“Mia nonna faceva parte del primo movimento femminista del Mali. Sono cresciuto con questa educazione e formazione politica. Per me è un dovere civico combattere un sistema che oggi non va bene né per gli africani né per gli occidentali. Ovunque sarò, continuerò la mia lotta politica contro il sistema capitalista.”
Si chiama Soumaila Diawara, è nato nel 1988 a Bamako, dove ha conseguito la laurea in in Scienze Giuridiche e una specializzazione in Diritto Privato Internazionale.
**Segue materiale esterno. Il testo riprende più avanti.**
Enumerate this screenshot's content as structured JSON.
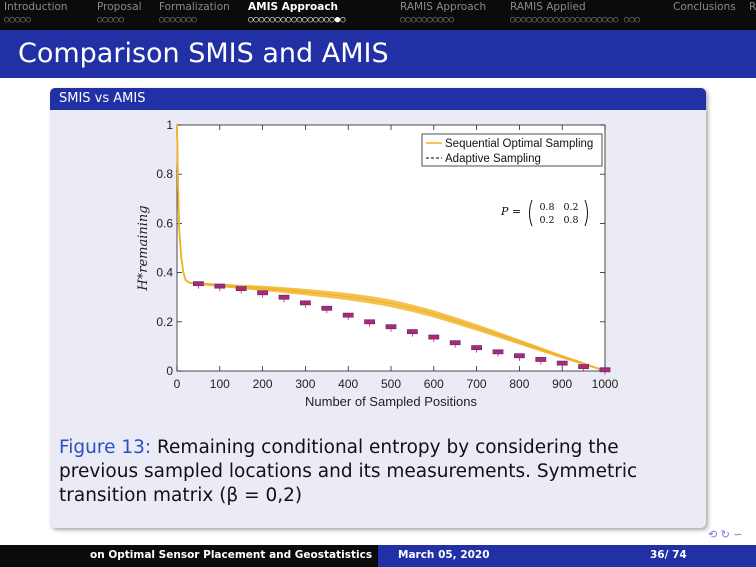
{
  "header": {
    "sections": [
      {
        "label": "Introduction",
        "dots": "○○○○○",
        "active": false
      },
      {
        "label": "Proposal",
        "dots": "○○○○○",
        "active": false
      },
      {
        "label": "Formalization",
        "dots": "○○○○○○○",
        "active": false
      },
      {
        "label": "AMIS Approach",
        "dots": "○○○○○○○○○○○○○○○○●○",
        "active": true
      },
      {
        "label": "RAMIS Approach",
        "dots": "○○○○○○○○○○",
        "active": false
      },
      {
        "label": "RAMIS Applied",
        "dots": "○○○○○○○○○○○○○○○○○○○○ ○○○",
        "active": false
      },
      {
        "label": "Conclusions",
        "dots": "",
        "active": false
      },
      {
        "label": "R",
        "dots": "",
        "active": false
      }
    ]
  },
  "slide": {
    "title": "Comparison SMIS and AMIS",
    "block_title": "SMIS vs AMIS",
    "caption_label": "Figure 13:",
    "caption_text": "Remaining conditional entropy by considering the previous sampled locations and its measurements. Symmetric transition matrix (β = 0,2)"
  },
  "footer": {
    "left": "on Optimal Sensor Placement and Geostatistics",
    "date": "March 05, 2020",
    "page": "36/ 74"
  },
  "nav_symbols": "⟲ ↻ ∽",
  "colors": {
    "accent": "#2230a6",
    "sequential": "#f0b429",
    "adaptive": "#6b2a7a",
    "adaptive_median": "#e0184a"
  },
  "chart_data": {
    "type": "line",
    "xlabel": "Number of Sampled Positions",
    "ylabel": "H*remaining",
    "xlim": [
      0,
      1000
    ],
    "ylim": [
      0,
      1
    ],
    "xticks": [
      0,
      100,
      200,
      300,
      400,
      500,
      600,
      700,
      800,
      900,
      1000
    ],
    "yticks": [
      0,
      0.2,
      0.4,
      0.6,
      0.8,
      1
    ],
    "ytick_labels": [
      "0",
      "0.2",
      "0.4",
      "0.6",
      "0.8",
      "1"
    ],
    "legend": [
      "Sequential Optimal Sampling",
      "Adaptive Sampling"
    ],
    "legend_position": "top-right",
    "annotation": "P = ( 0.8 0.2 ; 0.2 0.8 )",
    "series": [
      {
        "name": "Sequential Optimal Sampling",
        "x": [
          0,
          2,
          5,
          10,
          15,
          20,
          30,
          50,
          100,
          150,
          200,
          250,
          300,
          350,
          400,
          450,
          500,
          550,
          600,
          650,
          700,
          750,
          800,
          850,
          900,
          950,
          1000
        ],
        "y": [
          1.0,
          0.8,
          0.58,
          0.46,
          0.4,
          0.37,
          0.358,
          0.355,
          0.348,
          0.342,
          0.336,
          0.329,
          0.321,
          0.312,
          0.302,
          0.29,
          0.275,
          0.255,
          0.232,
          0.205,
          0.177,
          0.148,
          0.118,
          0.088,
          0.058,
          0.03,
          0.0
        ],
        "band_width": 0.012
      },
      {
        "name": "Adaptive Sampling",
        "x": [
          50,
          100,
          150,
          200,
          250,
          300,
          350,
          400,
          450,
          500,
          550,
          600,
          650,
          700,
          750,
          800,
          850,
          900,
          950,
          1000
        ],
        "y": [
          0.355,
          0.345,
          0.335,
          0.318,
          0.3,
          0.277,
          0.255,
          0.227,
          0.2,
          0.18,
          0.16,
          0.138,
          0.115,
          0.095,
          0.078,
          0.062,
          0.047,
          0.032,
          0.018,
          0.005
        ]
      }
    ]
  }
}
“Dopo sei anni di lavoro con il partito [il partito di opposizione al governo malese: “Solidarité Africaine pour la Démocratie et l’Indépendance”. N.d.r.], avevamo creato una rete con la gioventù all’interno di altri partiti. Questa rete dava molto fastidio al governo perché forniamo una comunicazione chiara alla gente, raccontandogli come stavano realmente le cose. Abbiamo continuato a combattere il sistema, fin quando non è scoppiata la guerra in Libia. Da quel momento la Nato ha messo in mano ai ribelli 40 tonnellate di armi, che sono arrivate fino in Mali dove è scoppiata la guerra, a cui, ancora una volta, è seguito un colpo di Stato nel marzo del 2012. Durante la transizione democratica abbiamo organizzato una conferenza nazionale dove avremmo deciso chi fosse il Presidente, carica occupata nel frattempo dal Presidente del Parlamento. L’aggressione a quest’ultimo era una scusa per far fuori l’opposizione e così tante persone sono finite in carcere o scappate come me.”
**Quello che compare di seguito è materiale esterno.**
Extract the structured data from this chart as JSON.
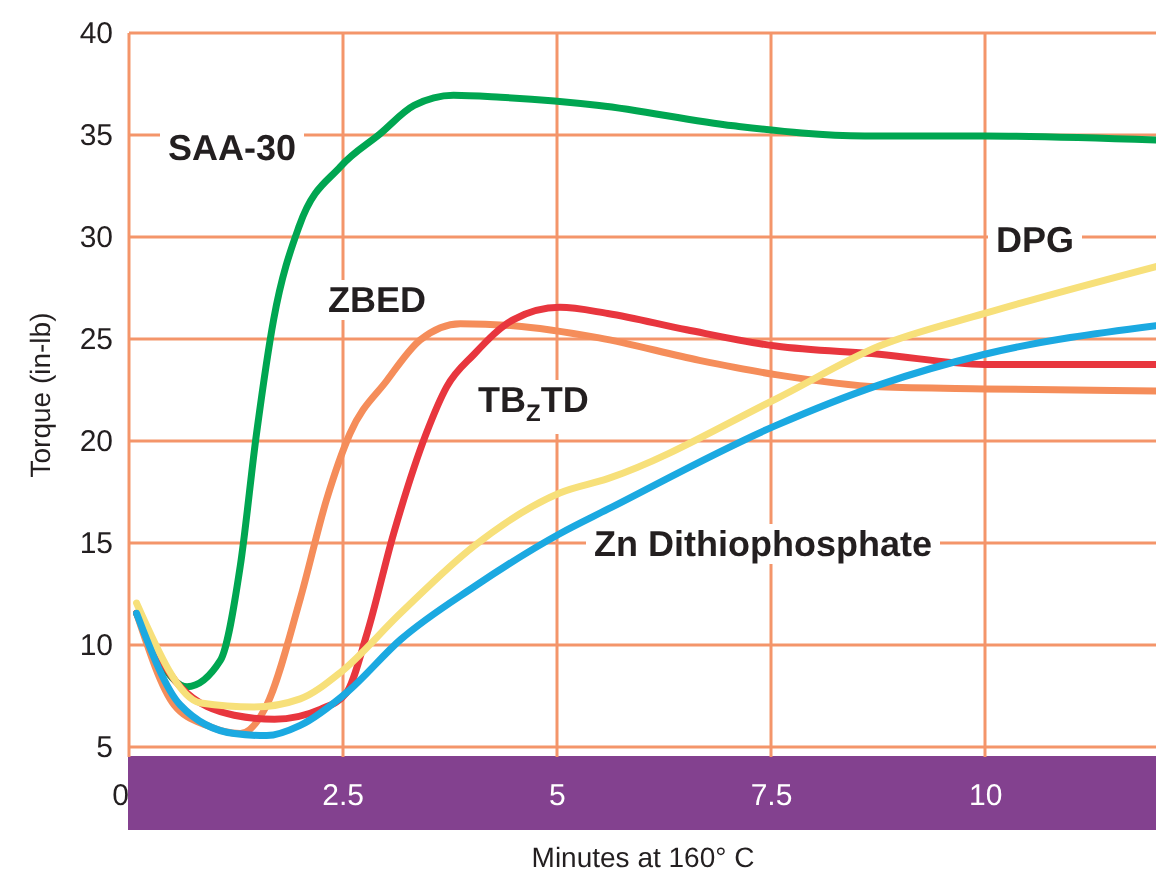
{
  "chart_data": {
    "type": "line",
    "xlabel": "Minutes at 160° C",
    "ylabel": "Torque (in-lb)",
    "xlim": [
      0,
      12
    ],
    "xticks": [
      0,
      2.5,
      5,
      7.5,
      10
    ],
    "ylim": [
      4.5,
      40
    ],
    "yticks": [
      5,
      10,
      15,
      20,
      25,
      30,
      35,
      40
    ],
    "grid": true,
    "marker": "none",
    "line_style": "solid",
    "series": [
      {
        "name": "SAA-30",
        "color": "#00a651",
        "x": [
          0.1,
          0.69,
          1.08,
          1.31,
          1.5,
          1.7,
          2.0,
          2.48,
          2.94,
          3.34,
          3.8,
          4.35,
          5.5,
          7.07,
          8.6,
          10,
          12
        ],
        "values": [
          11.5,
          7.9,
          9.2,
          13.8,
          20.3,
          25.9,
          30.5,
          33.4,
          35,
          36.4,
          36.9,
          36.8,
          36.4,
          35.4,
          34.9,
          34.9,
          34.7
        ]
      },
      {
        "name": "ZBED",
        "color": "#f58d5a",
        "x": [
          0.1,
          0.54,
          0.92,
          1.31,
          1.62,
          2.01,
          2.32,
          2.59,
          3.02,
          3.41,
          3.88,
          4.5,
          5.5,
          6.67,
          7.56,
          8.77,
          10,
          12
        ],
        "values": [
          11.5,
          7.0,
          6.0,
          5.6,
          7.0,
          12.2,
          17.1,
          20.3,
          22.9,
          24.9,
          25.7,
          25.6,
          25.0,
          23.9,
          23.2,
          22.6,
          22.5,
          22.4
        ]
      },
      {
        "name": "TB$_{Z}$TD",
        "color": "#e8363e",
        "x": [
          0.1,
          0.61,
          1.24,
          1.71,
          2.25,
          2.55,
          2.79,
          3.1,
          3.48,
          3.72,
          4.04,
          4.5,
          5.04,
          5.6,
          6.52,
          7.56,
          8.77,
          10,
          12
        ],
        "values": [
          11.5,
          7.9,
          6.5,
          6.3,
          6.8,
          7.6,
          10.5,
          15.4,
          20.3,
          22.6,
          24.2,
          25.9,
          26.5,
          26.2,
          25.4,
          24.6,
          24.2,
          23.7,
          23.7
        ]
      },
      {
        "name": "DPG",
        "color": "#f7e07a",
        "x": [
          0.1,
          0.85,
          1.47,
          2.01,
          2.48,
          3.18,
          4.04,
          5.04,
          5.6,
          7.56,
          8.77,
          10,
          12
        ],
        "values": [
          12,
          7.1,
          6.9,
          7.3,
          8.6,
          11.5,
          14.8,
          17.4,
          18.1,
          22,
          24.6,
          26.2,
          28.5
        ]
      },
      {
        "name": "Zn Dithiophosphate",
        "color": "#1ba9e1",
        "x": [
          0.1,
          0.61,
          1.24,
          1.62,
          2.01,
          2.55,
          3.18,
          4.04,
          5.04,
          5.6,
          7.56,
          8.77,
          10,
          12
        ],
        "values": [
          11.5,
          7.0,
          5.6,
          5.5,
          6.0,
          7.6,
          10.2,
          12.8,
          15.4,
          16.6,
          20.7,
          22.7,
          24.2,
          25.6
        ]
      }
    ]
  }
}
Costretto ad abbandonare il Mali nel 2012, segue il destino di tanti altri disperati, tentando la fuga su un gommone. Due anni dopo, arriverà in Italia.
“Oggi si vive una situazione abbastanza difficile. Sento dire che essere un immigrato è sinonimo di inferiorità e che è colui che deve lavorare nei campi o fare lavori sottopagati. Negli ultimi anni sono cambiate tante cose nella politica italiana e questo ha portato molte persone, che non capiscono quali siano i reali problemi del Paese, ad avere un atteggiamento d’odio nei confronti di altri esseri umani come loro, che non hanno colpe e vivono la stessa condizione di povertà.”
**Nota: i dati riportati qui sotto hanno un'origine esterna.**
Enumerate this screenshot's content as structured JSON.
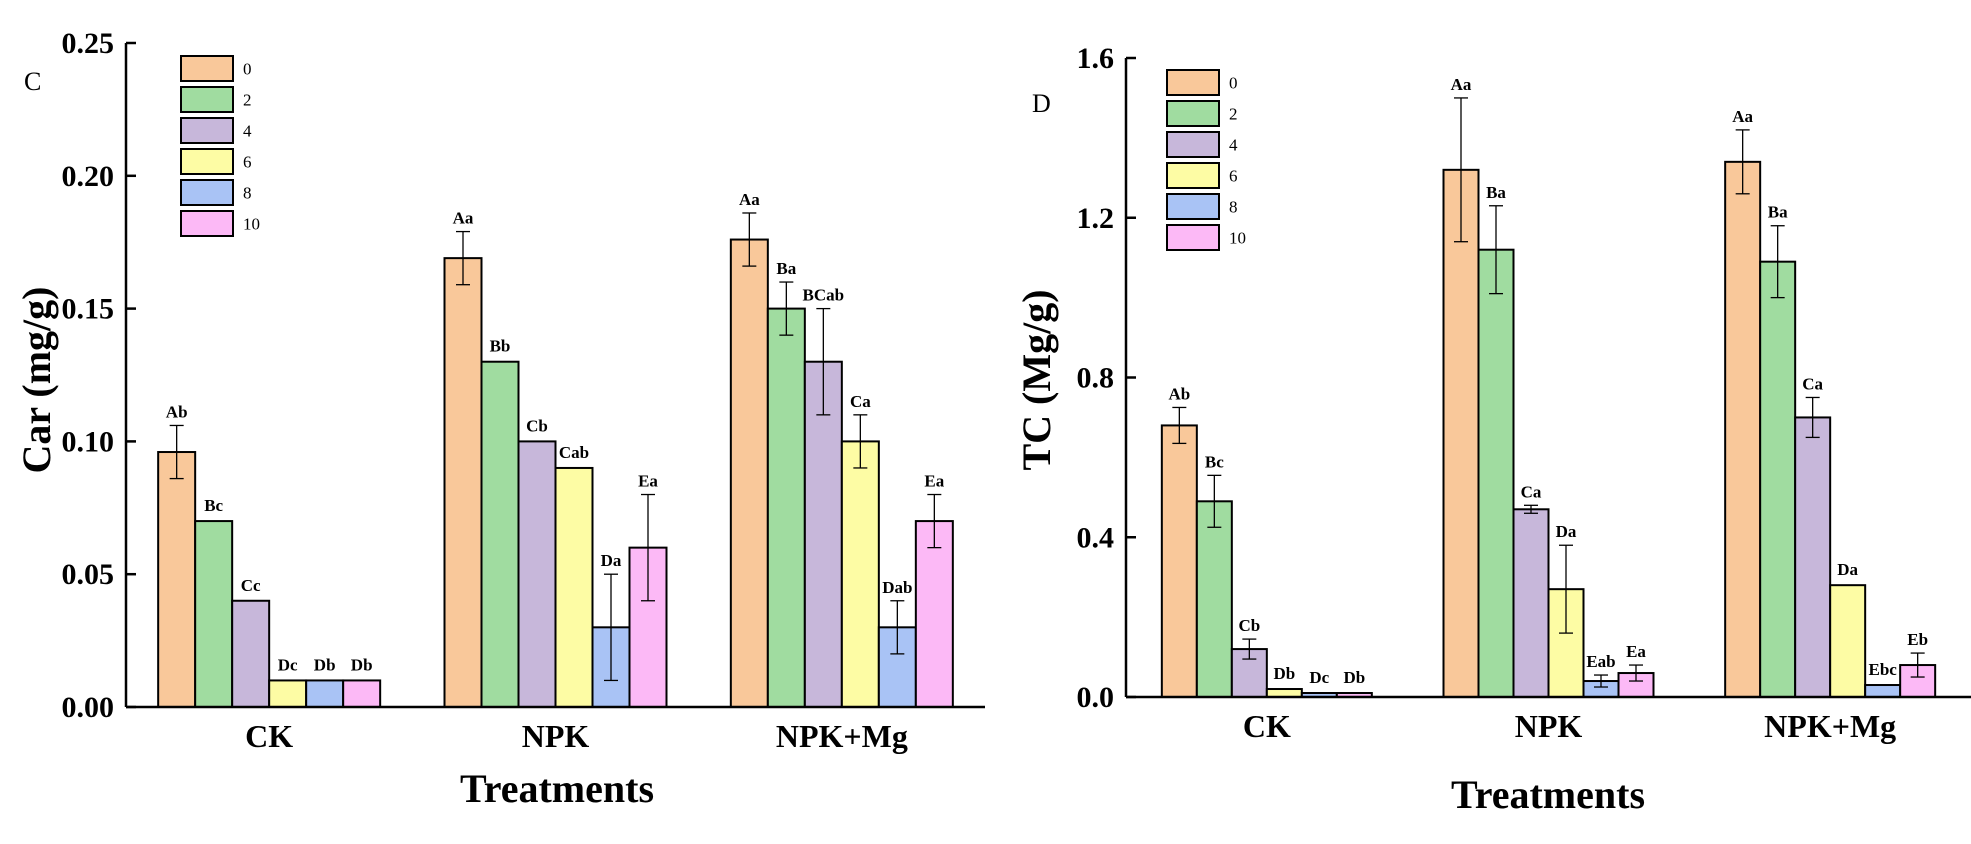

“Sogni di un uomo” è il suo primo libro: una raccolta di poesie.
“Ma quando mi chiedono che tipo di poesie sono gli dico che le mie sono diverse, sono politiche, non siete abituati a sentirle. Il mio sogno è che ognuno possa vivere in sicurezza, abbia il diritto alla casa, all’istruzione, non muoia di fame o sia costretto a dormire per strada, come accade in Africa, soprattutto ai bambini. Bambini che sono il futuro di questo mondo e che invece di essere sfruttati nelle miniere dovrebbero andare a scuola.”
(Brani tratti da un’intervista di Youssef Hassan Holgado: “Sogni di un uomo: la storia di Soumalia Diawara“, inserita sul sito “Generazione Zero” il 03/04/2019)
Mio nonno
Ricordo un insegnamento di mio nonno.
“Tutti lotteranno contro tutti.
Come i maialini per il cibo,
così gli uomini per il potere.
Chiunque veda negli altri un nemico,
non è altro che un uomo
inconscio di esserlo.
Privo di logica e desideroso
di essere veduto.
È per questo che bisogna opporre
il mare alla bombe,
l’aria alle pallottole,
il cielo all’odio.
E per farlo, è necessario essere coscienti.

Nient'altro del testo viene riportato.